Hans Christian Andersen (1805-1875) é um dos maiores escritores da literatura universal. Imortalizado por seus mais de cento e sessenta contos, escreveu também seis romances e mais de mil poemas. Filho de um pobre sapateiro, suas obras refletem uma infância difícil, a luta para ascender socialmente e sua intensa espiritualidade, enraizada na interação do ser humano com a natureza. Traduzida para mais de cem idiomas, a obra de Andersen despertou, com sua profunda consciência moral e religiosa, a fantasia de milhões de crianças no mundo inteiro.  (Amazon)

Comentário:

Para os estudiosos, “Patinho Feio” é o conto de Hans Christian Andersen que mais se aproxima de sua biografia. Assim como o personagem principal do conto, Andersen sofreu opressão diante da sociedade e humilhações por causa de suas origens sociais.

andersen e patinho feio

Diferentemente dos contos de fadas tradicionais, os contos de Andersen não começam com “era uma vez”. Neste aqui, analisado, duas palavras já situam o leitor diante do tempo quando a referência à estação do ano: Manhã de verão! Segue-se então a descrição do espaço com a utilização de substantivos e adjetivos que nos remetem a um local bucólico num lindo dia de verão. Ainda neste primeiro parágrafo aparece a cegonha, personagem que não aparecerá mais na narrativa, mas está presente em várias obras do autor.

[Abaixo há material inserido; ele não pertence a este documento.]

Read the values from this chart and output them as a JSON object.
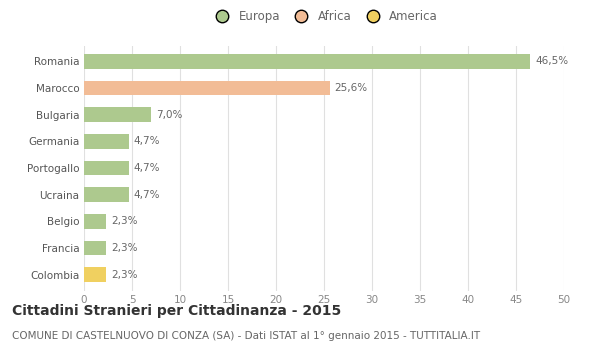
{
  "categories": [
    "Romania",
    "Marocco",
    "Bulgaria",
    "Germania",
    "Portogallo",
    "Ucraina",
    "Belgio",
    "Francia",
    "Colombia"
  ],
  "values": [
    46.5,
    25.6,
    7.0,
    4.7,
    4.7,
    4.7,
    2.3,
    2.3,
    2.3
  ],
  "labels": [
    "46,5%",
    "25,6%",
    "7,0%",
    "4,7%",
    "4,7%",
    "4,7%",
    "2,3%",
    "2,3%",
    "2,3%"
  ],
  "colors": [
    "#adc98e",
    "#f2bc96",
    "#adc98e",
    "#adc98e",
    "#adc98e",
    "#adc98e",
    "#adc98e",
    "#adc98e",
    "#f0d060"
  ],
  "legend_entries": [
    {
      "label": "Europa",
      "color": "#adc98e"
    },
    {
      "label": "Africa",
      "color": "#f2bc96"
    },
    {
      "label": "America",
      "color": "#f0d060"
    }
  ],
  "xlim": [
    0,
    50
  ],
  "xticks": [
    0,
    5,
    10,
    15,
    20,
    25,
    30,
    35,
    40,
    45,
    50
  ],
  "title": "Cittadini Stranieri per Cittadinanza - 2015",
  "subtitle": "COMUNE DI CASTELNUOVO DI CONZA (SA) - Dati ISTAT al 1° gennaio 2015 - TUTTITALIA.IT",
  "background_color": "#ffffff",
  "grid_color": "#e0e0e0",
  "bar_height": 0.55,
  "title_fontsize": 10,
  "subtitle_fontsize": 7.5,
  "label_fontsize": 7.5,
  "tick_fontsize": 7.5,
  "legend_fontsize": 8.5
}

Somente no segundo parágrafo, o autor revela um dos personagens principais: a mãe pata. Mesmo à beira da exaustão, a mãe choca seus ovos. O autor faz uso de onomatopeias para concretizar a história, fazendo com que o leitor adentre ao conto – seja através dos personagens, seja através dos acontecimentos.

Os ovos, finalmente, racham. Quando os patinhos nascem, o narrador, que parece contar a história, se aproxima da mãe pata e compartilha com o leitor as opiniões da mãe: “A mãe deixou que olhassem à vontade, pois o verde é sempre bom para os olhos”. Aqui o autor revela parte desta personagem: uma mãe que se interessa pelos filhos.

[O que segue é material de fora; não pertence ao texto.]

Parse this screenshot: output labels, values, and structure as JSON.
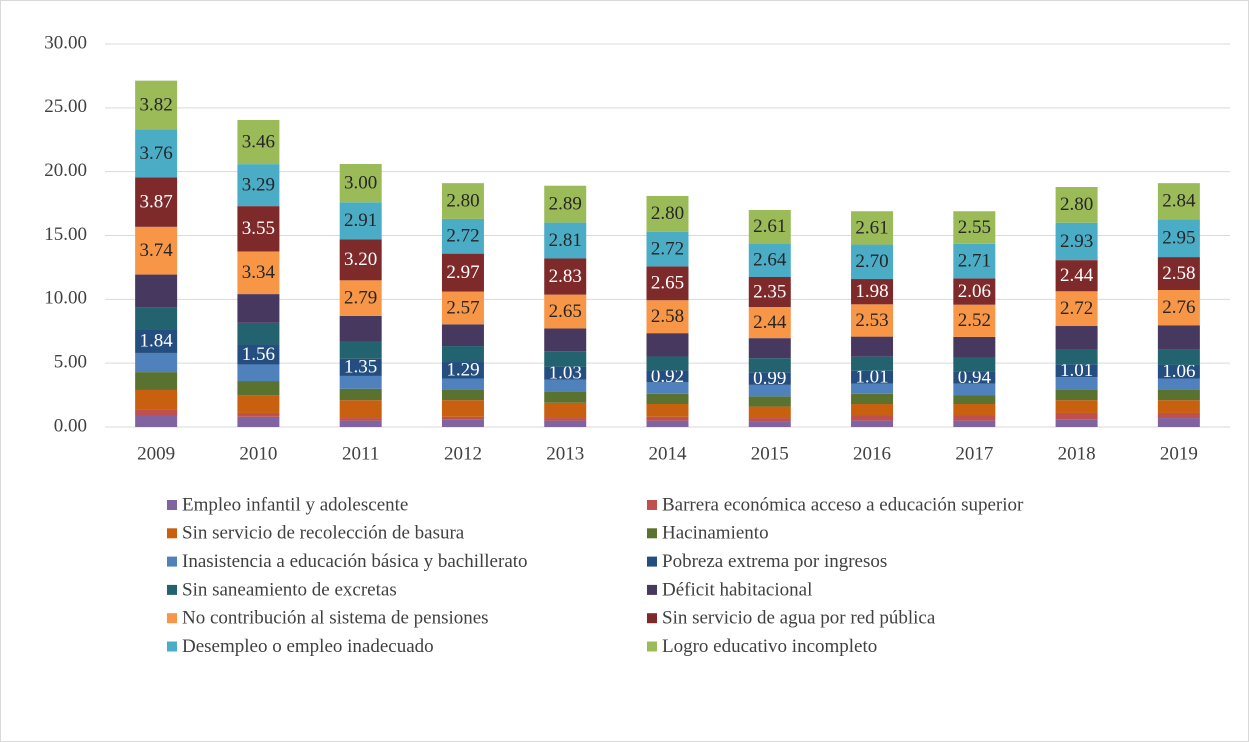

No entanto, um ovo não racha. Ele é diferente do outro. Uma nova personagem aparece no conto: uma pata velha que questiona a origem do ovo, afirmando que deve ser de ganso. Neste diálogo, entre a mãe pata e a pata velha, o autor ironiza a figura masculina e paterna através da fala da personagem mãe: “Todos puxaram ao pai – o patife! Não aparece nem para fazer uma visita.”

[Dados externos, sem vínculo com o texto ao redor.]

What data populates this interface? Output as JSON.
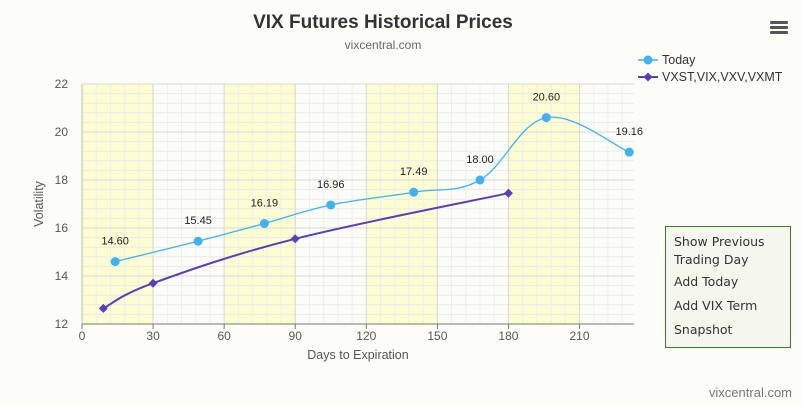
{
  "chart_data": {
    "type": "line",
    "title": "VIX Futures Historical Prices",
    "subtitle": "vixcentral.com",
    "xlabel": "Days to Expiration",
    "ylabel": "Volatility",
    "xlim": [
      0,
      233
    ],
    "ylim": [
      12,
      22
    ],
    "xticks": [
      0,
      30,
      60,
      90,
      120,
      150,
      180,
      210
    ],
    "yticks": [
      12,
      14,
      16,
      18,
      20,
      22
    ],
    "xtick_labels": [
      "0",
      "30",
      "60",
      "90",
      "120",
      "150",
      "180",
      "210"
    ],
    "ytick_labels": [
      "12",
      "14",
      "16",
      "18",
      "20",
      "22"
    ],
    "shaded_bands": [
      [
        0,
        30
      ],
      [
        60,
        90
      ],
      [
        120,
        150
      ],
      [
        180,
        210
      ]
    ],
    "grid": true,
    "legend_position": "top-right",
    "series": [
      {
        "name": "Today",
        "color": "#3fb2ef",
        "marker": "circle",
        "smooth": true,
        "x": [
          14,
          49,
          77,
          105,
          140,
          168,
          196,
          231
        ],
        "y": [
          14.6,
          15.45,
          16.19,
          16.96,
          17.49,
          18.0,
          20.6,
          19.16
        ],
        "labels": [
          "14.60",
          "15.45",
          "16.19",
          "16.96",
          "17.49",
          "18.00",
          "20.60",
          "19.16"
        ]
      },
      {
        "name": "VXST,VIX,VXV,VXMT",
        "color": "#5b3fb5",
        "marker": "diamond",
        "smooth": true,
        "x": [
          9,
          30,
          90,
          180
        ],
        "y": [
          12.65,
          13.7,
          15.55,
          17.45
        ]
      }
    ]
  },
  "menu": {
    "items": [
      "Show Previous Trading Day",
      "Add Today",
      "Add VIX Term",
      "Snapshot"
    ]
  },
  "watermark": "vixcentral.com"
}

Finalmente o ovo diferente racha e, mais uma vez, o autor utiliza de humor, através da voz da mãe, para anunciar a entrada do personagem principal: “Misericórdia! Mas que patinho enorme!”

A partir do nascimento do patinho feio, a história passa a abordar uma outra questão – que de problemas mais profundos e relacionados ao tema do abandono, da inferioridade e das humilhações.

Andersen também aborda, simbolicamente, questões sociais que se faziam presentes em sua época. Os trechos da narrativa, que possuem uma crítica à sociedade de seu tempo, sempre aparecem na voz de um personagem que, por vezes, representa as hierarquias e as classes sociais daquele tempo.

Patinho feio sofre todas as humilhações, sempre resignado. O leitor é levado a compreender que Patinho Feio terá um final feliz, mas o personagem, durante toda narrativa, não tem entendimento sobre si. Somente no final do conto, quando ele vê seu reflexo na água, entende quem é de verdade.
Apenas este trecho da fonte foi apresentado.